While Zeno’s paradoxes are philosophical, they are also mathematical conundrums. Another one could be the following, employed by Ludwig Wittgenstein in one of his lectures. Suppose a rope is stretched tightly around the earth at the equator. Suppose the rope is then extended by a yard. If the rope were kept taut and circular in form, how far above the surface of the earth would it be? The natural response is that the distance from the surface of the earth would be infinitesimal. The distance would, however, be nearly six inches.
This surprises us because, given the length of the rope, our intuition is that an extension of one yard would be so insignificant in proportion to the rope’s overall length that it would make barely any difference to its distance from the ground. But the extension of one yard does make barely any difference to the rope’s distance from the ground. Six inches is not the tiniest of distances from the surface of the earth, certainly not the barely perceptible distance we expect to result from the rope’s extension. Nor is it an insignificant proportion of one yard. But these are the wrong comparisons to draw to get the appropriate sense of proportion. Six inches is the tiniest of fractions when considered in relation to the radius of the earth: a fraction of around 1/40million, the same fraction a yard is of the length of the rope. So it is correct that lengthening the rope by a yard would increase the rope’s distance from the earth by a tiny fraction.
In this puzzle, we are misled by comparing the length of the additional piece of rope with the length of the whole. To clear up this conundrum, we just need to get a sense of proportion.
Paradoxes such as Zeno’s and a conundrum such as that raised by Wittgenstein could as much be used to raise wonder in mathematics as in philosophy. Within Wittgenstein’s work on the philosophy of psychology we also find an illusion that could be used to generate wonder in psychology, that of the ‘duck-rabbit’:
Wittgenstein used this to illustrate ‘aspect perception’ and the shift we undergo when we move from seeing one aspect of something to another. While you’re aware that the image can represent both a duck and a rabbit, your visualisation and conceptualisation of the image undergoes a shift when you move from seeing it as a duck to seeing it as a rabbit (or vice versa).
Thomas Kuhn would use this illusion to depict what takes place during a ‘paradigm shift’, where a scientific revolution results in the replacement of one scientific paradigm with another, bringing about a change in our world-view, such that we see the same information but in a completely new way.

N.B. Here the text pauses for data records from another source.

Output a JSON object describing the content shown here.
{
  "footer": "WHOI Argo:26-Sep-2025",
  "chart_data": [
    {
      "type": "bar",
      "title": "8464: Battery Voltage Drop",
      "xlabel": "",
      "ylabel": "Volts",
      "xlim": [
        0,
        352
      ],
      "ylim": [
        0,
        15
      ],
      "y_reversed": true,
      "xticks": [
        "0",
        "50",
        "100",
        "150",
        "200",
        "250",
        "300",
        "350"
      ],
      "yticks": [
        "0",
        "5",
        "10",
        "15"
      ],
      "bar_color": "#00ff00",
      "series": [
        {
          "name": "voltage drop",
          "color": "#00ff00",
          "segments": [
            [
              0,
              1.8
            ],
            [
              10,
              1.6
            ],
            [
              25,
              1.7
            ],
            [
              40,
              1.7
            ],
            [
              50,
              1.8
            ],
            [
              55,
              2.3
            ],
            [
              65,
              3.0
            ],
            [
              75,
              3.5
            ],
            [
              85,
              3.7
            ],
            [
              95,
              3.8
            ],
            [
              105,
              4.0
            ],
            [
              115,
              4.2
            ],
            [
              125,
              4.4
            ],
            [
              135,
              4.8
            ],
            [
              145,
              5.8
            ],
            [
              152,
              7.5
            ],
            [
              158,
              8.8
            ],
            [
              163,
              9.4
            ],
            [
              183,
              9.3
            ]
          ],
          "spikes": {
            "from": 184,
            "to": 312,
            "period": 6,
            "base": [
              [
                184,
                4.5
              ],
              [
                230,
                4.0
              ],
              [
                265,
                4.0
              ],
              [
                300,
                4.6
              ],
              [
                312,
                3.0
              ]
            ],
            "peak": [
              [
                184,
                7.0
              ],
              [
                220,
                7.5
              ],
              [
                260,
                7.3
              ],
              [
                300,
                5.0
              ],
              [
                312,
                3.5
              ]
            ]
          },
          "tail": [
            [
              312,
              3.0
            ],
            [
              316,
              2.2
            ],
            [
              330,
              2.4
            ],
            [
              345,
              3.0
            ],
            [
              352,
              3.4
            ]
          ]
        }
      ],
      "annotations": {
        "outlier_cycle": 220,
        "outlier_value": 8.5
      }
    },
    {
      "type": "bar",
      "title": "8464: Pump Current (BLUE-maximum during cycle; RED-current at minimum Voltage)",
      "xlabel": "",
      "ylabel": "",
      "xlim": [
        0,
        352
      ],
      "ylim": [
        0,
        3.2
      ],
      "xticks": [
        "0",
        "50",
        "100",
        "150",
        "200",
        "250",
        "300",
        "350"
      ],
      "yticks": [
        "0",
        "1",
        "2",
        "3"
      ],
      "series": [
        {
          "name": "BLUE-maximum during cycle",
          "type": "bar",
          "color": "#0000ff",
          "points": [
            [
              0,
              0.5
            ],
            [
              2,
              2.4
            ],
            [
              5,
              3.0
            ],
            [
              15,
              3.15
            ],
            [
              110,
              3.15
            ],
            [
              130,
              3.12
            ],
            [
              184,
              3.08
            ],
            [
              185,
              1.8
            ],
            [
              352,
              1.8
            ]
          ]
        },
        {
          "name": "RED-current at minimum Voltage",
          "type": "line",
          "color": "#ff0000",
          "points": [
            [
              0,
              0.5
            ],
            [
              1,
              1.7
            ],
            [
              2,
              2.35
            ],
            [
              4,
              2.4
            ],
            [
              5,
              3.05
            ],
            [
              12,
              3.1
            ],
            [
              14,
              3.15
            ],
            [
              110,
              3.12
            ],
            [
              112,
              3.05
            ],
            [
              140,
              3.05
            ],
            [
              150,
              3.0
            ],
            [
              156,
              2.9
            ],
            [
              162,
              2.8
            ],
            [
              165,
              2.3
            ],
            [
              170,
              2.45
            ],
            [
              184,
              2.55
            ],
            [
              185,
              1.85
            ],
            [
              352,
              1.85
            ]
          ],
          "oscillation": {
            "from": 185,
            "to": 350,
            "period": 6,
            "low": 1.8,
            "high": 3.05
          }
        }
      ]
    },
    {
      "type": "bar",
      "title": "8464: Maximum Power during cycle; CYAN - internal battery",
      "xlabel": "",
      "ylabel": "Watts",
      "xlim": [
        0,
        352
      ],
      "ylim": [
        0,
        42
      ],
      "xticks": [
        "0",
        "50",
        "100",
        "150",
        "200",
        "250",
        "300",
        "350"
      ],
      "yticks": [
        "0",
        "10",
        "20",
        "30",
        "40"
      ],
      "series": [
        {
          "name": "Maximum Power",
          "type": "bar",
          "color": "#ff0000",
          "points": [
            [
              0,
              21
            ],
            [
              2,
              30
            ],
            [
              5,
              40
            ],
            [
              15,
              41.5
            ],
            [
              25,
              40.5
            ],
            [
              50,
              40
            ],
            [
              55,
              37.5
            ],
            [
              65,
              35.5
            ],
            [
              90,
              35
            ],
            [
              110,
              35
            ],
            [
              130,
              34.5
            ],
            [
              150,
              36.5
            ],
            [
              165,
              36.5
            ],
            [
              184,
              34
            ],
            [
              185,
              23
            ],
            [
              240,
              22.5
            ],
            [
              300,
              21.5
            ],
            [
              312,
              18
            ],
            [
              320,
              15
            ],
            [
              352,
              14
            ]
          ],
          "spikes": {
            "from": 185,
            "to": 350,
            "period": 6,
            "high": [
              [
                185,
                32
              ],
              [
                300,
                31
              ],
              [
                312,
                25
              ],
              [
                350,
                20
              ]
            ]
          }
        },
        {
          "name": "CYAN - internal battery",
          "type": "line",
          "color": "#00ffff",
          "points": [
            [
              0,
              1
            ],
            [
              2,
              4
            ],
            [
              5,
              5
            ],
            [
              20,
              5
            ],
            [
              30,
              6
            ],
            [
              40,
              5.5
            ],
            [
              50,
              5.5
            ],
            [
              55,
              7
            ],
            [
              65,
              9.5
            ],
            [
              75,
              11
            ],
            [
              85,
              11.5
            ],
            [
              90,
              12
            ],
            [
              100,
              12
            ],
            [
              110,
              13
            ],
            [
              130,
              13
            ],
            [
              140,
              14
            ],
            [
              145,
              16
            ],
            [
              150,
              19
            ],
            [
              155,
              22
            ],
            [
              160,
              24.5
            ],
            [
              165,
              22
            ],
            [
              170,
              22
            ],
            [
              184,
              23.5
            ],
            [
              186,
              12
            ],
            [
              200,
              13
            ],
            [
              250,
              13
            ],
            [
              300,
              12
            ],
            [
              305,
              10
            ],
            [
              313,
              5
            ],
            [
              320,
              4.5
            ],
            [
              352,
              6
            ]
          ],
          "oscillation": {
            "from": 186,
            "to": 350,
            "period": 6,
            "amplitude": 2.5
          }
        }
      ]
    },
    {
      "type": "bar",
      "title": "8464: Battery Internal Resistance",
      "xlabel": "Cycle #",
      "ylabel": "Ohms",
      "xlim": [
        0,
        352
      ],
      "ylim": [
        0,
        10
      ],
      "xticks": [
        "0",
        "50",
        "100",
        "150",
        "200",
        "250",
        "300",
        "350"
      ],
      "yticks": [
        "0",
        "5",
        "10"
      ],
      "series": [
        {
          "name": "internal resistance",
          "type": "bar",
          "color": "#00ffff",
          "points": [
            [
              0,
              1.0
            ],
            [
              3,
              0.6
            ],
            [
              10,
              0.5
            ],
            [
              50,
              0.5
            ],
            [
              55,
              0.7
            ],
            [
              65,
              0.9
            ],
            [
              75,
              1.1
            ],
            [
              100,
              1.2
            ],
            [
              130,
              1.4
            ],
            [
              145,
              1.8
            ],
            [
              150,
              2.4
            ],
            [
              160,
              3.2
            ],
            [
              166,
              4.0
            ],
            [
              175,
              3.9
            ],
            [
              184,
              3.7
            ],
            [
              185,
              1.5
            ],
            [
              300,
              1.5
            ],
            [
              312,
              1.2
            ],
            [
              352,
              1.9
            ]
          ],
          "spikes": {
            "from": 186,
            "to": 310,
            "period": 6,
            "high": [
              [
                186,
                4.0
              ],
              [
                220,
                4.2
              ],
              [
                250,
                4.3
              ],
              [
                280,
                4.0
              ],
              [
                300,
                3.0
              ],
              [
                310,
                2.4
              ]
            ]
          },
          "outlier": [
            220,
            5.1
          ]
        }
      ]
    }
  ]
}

In that way, the illusion could also be used to inspire wonder in the sciences, by illustrating the ways in which scientific revolutions such as those inaugurated by the discoveries of Copernicus and Darwin have changed our entire way of seeing the world and our place in it.
In psychology, many recent cases of perceptual phenomena could be used to generate wonder. Take, for example, an image that went viral in 2015 and has come to be referred to as ‘the dress’, which some people see as blue and black, others as white and gold:
The fact that some people see the dress as containing different colours can generate wonder. There are other recent, similar, examples such as the shoe that some people see as white and pink, others as green and grey, or the sound clip that some people hear as ‘Yanny’, others as ‘Laurel’.
Intellectual curiosity is important for effective teaching and learning. But if we can inspire something greater, wonder, then the pedagogical benefits can also be greater. One thing we can learn from geniuses like Leonardo is the usefulness of a particular experience for teaching and learning: childlike wonder.
 See Norman Malcolm, Ludwig Wittgenstein, A Memoir (Oxford: Oxford University Press, 2001 ), p. 46.
 See P.M.S. Hacker, ‘Gordon Baker’s Late Interpretation of Wittgenstein’ in G. Kahane, E. Kanterian and O. Kuusela (eds.), Wittgenstein and His Interpreters: Essays in Memory of Gordon Baker (Oxford: Blackwell, 2007), p. 107.